Coherent laser light available in different wavelengths (colors)
What Is a Laser? A laser produces a very narrow beam of light that is useful in many technologies and instruments. The letters in the word laser stand for Light Amplification by Stimulated Emission of Radiation.
A laser is an unusual light source. It is quite different from a light bulb or a flash light. Lasers produce a very narrow beam of light. This type of light is useful for lots of technologies and instruments – even some that you might use at home!
NASA
A laser is created when electrons in the atoms in optical materials like glass, crystal, or gas absorb the energy from an electrical current or a light. That extra energy “excites” the electrons enough to move from a lower-energy orbit to a higher-energy orbit around the atom’s nucleus.
Lasers have been around since 1960, although the idea goes back to 1900 (see “A Legacy of Lasers and Laser Fusion Pioneers”).

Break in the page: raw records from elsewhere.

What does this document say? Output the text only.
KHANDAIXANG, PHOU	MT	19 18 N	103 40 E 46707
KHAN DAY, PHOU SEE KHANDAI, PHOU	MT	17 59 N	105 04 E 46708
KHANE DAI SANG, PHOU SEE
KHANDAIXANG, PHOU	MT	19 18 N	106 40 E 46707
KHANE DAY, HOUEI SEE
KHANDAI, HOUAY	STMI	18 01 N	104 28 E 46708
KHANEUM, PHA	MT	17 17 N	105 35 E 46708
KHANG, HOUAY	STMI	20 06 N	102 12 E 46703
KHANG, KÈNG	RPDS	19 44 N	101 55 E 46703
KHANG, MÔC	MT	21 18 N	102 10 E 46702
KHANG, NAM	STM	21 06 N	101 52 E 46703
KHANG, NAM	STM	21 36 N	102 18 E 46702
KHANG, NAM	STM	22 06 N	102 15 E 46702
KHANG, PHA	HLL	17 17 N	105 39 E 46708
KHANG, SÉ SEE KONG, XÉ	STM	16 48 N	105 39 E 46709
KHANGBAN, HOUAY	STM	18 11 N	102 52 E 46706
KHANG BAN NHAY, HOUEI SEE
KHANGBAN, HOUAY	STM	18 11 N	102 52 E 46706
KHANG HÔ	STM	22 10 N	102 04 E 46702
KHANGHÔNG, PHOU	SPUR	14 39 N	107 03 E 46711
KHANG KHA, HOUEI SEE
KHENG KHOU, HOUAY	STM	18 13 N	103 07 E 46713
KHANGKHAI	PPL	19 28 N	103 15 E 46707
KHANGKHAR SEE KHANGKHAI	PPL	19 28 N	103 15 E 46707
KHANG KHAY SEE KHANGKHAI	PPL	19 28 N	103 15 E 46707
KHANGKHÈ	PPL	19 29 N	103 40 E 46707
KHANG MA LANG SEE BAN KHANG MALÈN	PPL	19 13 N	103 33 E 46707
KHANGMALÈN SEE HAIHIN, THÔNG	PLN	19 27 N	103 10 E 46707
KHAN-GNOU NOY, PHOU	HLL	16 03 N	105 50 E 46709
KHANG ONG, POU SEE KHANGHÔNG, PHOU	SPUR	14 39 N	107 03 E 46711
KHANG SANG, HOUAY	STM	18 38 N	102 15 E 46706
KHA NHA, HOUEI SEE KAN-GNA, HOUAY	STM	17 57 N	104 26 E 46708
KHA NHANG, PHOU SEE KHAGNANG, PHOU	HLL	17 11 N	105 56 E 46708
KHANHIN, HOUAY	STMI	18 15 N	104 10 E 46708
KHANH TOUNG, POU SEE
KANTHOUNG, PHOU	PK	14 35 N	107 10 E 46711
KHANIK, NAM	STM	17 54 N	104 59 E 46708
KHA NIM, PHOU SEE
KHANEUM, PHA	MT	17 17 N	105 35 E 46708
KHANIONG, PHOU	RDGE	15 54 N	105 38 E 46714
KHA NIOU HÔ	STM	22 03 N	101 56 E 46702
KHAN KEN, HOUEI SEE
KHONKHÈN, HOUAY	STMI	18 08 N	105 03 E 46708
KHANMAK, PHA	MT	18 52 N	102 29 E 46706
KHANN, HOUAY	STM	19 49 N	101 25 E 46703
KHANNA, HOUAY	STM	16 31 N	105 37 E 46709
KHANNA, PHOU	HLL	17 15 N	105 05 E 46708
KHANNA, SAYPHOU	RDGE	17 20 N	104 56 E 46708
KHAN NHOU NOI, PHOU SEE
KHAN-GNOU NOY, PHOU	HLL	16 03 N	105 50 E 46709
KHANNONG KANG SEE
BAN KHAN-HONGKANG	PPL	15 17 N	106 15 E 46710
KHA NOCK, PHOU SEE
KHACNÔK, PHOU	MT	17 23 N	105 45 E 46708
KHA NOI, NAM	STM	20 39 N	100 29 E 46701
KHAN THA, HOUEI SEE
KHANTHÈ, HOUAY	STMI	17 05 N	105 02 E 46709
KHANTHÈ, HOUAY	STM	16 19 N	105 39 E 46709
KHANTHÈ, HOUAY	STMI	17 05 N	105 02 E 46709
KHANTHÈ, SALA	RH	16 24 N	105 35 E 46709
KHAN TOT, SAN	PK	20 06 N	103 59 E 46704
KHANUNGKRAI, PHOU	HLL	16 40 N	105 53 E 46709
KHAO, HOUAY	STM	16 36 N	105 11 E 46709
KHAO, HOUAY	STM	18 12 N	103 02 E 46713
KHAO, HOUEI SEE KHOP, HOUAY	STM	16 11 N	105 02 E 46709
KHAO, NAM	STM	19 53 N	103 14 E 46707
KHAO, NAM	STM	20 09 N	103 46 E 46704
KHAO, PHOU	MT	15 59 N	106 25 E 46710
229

Today, lasers come in many sizes, shapes, colors, and levels of power, and are used for everything from surgery in hospitals, to bar code scanners at the grocery store, and even playing music, movies, and video games at home. You might have undergone LASIK surgery, which corrects your vision by using a tiny laser to reshape the cornea of your eye.
Some lasers, such as ruby lasers, emit short pulses of light. Others, like helium–neon gas lasers or liquid dye lasers, emit light that is continuous. NIF, like the ruby laser, emits pulses of light lasting only billionths of a second. Laser light does not need to be visible. NIF beams start out as invisible infrared light and then pass through special optics that convert them to visible green light and then to invisible, high-energy ultraviolet light for optimum interaction with the target.
Lasers can be tiny constituents of microchips or as immense as NIF, the world’s most energetic laser housed in a building 10 stories high and as wide as three football fields.